I prayed something like that. I know for sure that my prayer included that phrase, “one day you will change me.” One day was not that day, nor the next. I quit setting my alarm clock ahead for thirty minutes, and I went about my college life. Eight months later, the change came. By grace.
No one taught me that prayer, but God. I think my prayer that weary morning was actually the result of His grace training my heart. If Grace is the invisible, wonder-working power of God that moves upon our hearts, to bring about a change (Ezek 36:27; Titus 2:12), then in my prayer that morning, I was merely praying for grace. I was giving God permission to do His work upon my heart, to change my heart into one that wants to get up early and read the Bible and pray.
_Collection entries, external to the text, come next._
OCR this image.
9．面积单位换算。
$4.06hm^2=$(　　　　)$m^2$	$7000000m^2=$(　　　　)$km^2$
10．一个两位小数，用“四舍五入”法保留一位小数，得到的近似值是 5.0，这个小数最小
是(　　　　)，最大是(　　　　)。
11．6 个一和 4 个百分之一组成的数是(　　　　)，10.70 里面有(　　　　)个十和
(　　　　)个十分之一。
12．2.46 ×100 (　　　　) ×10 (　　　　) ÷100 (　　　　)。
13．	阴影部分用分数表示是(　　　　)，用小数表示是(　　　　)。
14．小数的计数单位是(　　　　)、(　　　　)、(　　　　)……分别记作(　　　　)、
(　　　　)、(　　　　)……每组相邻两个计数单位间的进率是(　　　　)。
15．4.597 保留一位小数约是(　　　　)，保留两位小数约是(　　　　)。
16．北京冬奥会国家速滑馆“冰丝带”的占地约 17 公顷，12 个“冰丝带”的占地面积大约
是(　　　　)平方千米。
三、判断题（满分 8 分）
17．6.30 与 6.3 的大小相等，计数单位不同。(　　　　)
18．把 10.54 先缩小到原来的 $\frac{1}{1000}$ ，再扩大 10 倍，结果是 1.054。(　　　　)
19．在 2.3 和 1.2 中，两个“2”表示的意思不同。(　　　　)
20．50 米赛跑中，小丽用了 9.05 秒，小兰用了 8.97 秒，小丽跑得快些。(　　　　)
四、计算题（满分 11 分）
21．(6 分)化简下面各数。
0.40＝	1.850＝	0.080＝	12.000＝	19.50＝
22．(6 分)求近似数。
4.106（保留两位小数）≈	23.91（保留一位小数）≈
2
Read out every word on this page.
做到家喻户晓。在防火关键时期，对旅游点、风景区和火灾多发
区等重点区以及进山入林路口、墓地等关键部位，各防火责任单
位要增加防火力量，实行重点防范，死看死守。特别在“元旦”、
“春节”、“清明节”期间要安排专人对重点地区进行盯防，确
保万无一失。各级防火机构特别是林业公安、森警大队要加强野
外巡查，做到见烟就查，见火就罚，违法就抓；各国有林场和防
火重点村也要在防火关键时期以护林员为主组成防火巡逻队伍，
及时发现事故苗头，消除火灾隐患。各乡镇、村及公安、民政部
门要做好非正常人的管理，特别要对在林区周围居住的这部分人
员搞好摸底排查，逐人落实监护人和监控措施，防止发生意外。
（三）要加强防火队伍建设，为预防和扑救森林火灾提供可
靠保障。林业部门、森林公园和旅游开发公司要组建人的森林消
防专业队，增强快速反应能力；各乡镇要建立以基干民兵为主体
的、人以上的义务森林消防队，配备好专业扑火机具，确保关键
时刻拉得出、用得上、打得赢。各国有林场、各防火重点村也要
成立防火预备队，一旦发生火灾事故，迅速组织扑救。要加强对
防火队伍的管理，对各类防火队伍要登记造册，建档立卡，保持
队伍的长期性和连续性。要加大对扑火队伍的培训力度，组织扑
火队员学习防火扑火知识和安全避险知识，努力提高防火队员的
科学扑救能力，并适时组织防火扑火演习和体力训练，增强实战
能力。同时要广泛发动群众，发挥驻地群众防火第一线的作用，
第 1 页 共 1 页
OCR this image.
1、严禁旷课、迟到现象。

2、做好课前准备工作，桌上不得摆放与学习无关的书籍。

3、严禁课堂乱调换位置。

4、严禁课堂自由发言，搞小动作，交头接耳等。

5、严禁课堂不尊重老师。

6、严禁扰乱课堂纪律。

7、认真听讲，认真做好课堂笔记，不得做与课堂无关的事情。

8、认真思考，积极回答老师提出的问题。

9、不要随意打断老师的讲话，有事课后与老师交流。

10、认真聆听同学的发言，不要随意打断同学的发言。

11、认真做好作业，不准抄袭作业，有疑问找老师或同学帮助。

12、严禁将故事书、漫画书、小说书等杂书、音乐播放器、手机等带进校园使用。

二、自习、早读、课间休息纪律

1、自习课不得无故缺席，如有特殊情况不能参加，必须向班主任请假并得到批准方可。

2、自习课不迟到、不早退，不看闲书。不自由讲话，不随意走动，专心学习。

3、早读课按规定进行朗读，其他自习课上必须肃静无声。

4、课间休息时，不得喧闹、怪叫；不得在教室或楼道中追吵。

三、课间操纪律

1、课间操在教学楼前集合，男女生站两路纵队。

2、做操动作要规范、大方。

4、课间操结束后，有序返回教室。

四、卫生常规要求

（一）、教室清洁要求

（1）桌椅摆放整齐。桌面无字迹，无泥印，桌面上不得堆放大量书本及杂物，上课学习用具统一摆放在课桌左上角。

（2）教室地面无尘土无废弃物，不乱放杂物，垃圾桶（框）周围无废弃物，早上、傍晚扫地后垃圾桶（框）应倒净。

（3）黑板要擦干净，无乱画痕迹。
I had no idea at the time, but I was praying a prayer for God to change me in accordance with my identity; so that if I got up early to read the Bible and pray it would be because that is who I am, and not because it was someone’s religious rule for me.
Are you struggling in the tension of knowing what God would have of you, but not having the desire within yourself to do it? Then I recommend this prayer for grace.
“God, I don’t want to force this new behavior.
I don’t want to change myself in my own strength.
If You say, “not by might, not by power, but by My Spirit” (Zechariah 4:6)
Then I will wait for Your Spirit to change me.
I’m willing to be changed, if you will change me.”